On Oct.19.2004 at 08:32 PM
Ross Ciaramitaro’s comment is:

I'm not a big fan of cycling or Lance...you would think this type of writing on the streets would be regulated or censored in some way...maybe the french aren't as prudish as us Americans seem to be...

On Oct.27.2004 at 04:40 PM
Michael Surtees’s comment is:

b r a v o

On Jul.24.2005 at 10:12 PM
Gunnar Swanson’s comment is:

Mark—Any idea whether “EPO LANCE” in the seventh image is a continuation of the accusations of drug use or a reference to his being the only person on the Tour to have used EPO legally?

On Jul.25.2005 at 12:19 PM
m. kingsley’s comment is:

> Any idea whether “EPO LANCE” in the seventh image is a continuation of the accusations of drug use or a reference to his being the only person on the Tour to have used EPO legally ?

Gunnar — I am not certain what the intended message was. A book came out last year accusing Armstrong of using performance-enhancing drugs; and that fueled further accusations from the general public, journalists, and (IIRC) a fellow bike rider or two.

But I do know two things: this year, at the beginning of the Tour, he was "randomly selected" for the full battery of drug tests; and back in April, it was reported that Armstrong made a financial contribution to the UCI in support of anti-doping research. There are some that argue giving money to the organization which does the testing is ethically suspicious. For myself, I think a lot of Armstrong's success is in his head. Considering Michael Rasmussen's disasterous time trial on Saturday (a concentration-shattering crash, four (!) subsequent bike changes, and a head-over-heels tumble on the descent) one can certainly see what a break in mental focus can do.

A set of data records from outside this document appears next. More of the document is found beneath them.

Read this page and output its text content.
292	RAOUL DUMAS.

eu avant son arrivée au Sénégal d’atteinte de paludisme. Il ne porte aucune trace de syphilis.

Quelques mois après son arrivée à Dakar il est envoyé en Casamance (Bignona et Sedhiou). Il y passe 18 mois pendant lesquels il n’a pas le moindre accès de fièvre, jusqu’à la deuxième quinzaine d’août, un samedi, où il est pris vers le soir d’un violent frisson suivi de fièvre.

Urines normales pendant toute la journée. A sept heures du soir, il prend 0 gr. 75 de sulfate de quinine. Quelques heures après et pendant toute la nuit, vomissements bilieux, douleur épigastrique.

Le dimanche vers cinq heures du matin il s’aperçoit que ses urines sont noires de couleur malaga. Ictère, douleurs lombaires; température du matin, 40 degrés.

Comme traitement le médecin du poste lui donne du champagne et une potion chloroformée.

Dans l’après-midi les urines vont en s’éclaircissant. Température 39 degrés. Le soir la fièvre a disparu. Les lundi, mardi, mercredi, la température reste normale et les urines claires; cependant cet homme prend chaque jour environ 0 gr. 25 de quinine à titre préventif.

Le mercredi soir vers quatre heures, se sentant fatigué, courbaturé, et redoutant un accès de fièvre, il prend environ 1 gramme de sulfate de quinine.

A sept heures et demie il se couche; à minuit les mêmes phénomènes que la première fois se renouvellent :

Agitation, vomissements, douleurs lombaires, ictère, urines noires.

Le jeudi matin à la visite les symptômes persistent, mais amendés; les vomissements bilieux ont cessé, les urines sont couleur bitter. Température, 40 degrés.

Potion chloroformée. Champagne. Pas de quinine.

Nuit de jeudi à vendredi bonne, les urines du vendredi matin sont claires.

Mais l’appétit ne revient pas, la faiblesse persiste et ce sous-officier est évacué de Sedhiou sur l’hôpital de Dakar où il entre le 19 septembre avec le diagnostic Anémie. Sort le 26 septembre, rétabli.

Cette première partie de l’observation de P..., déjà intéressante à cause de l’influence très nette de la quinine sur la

On Jul.25.2005 at 01:58 PM
Makhlesheanta’s comment is:

OMGGG!!!! I luvv it!!! I luv urs poems n pics!!!!!! LUVINN' IT!!

-Makhlesheanta (nick)

On Dec.06.2007 at 09:52 PM
Makhlesheanta’s comment is:

OMGGG!!!! I luvv it!!! I luv urs poems n pics!!!!!! LUVINN' IT!!

-Makhlesheanta (nick)

On Dec.06.2007 at 09:52 PM
Makhlesheanta’s comment is:

OMGGG!!!! I luvv it!!! I luv urs poems n pics!!!!!! LUVINN' IT!!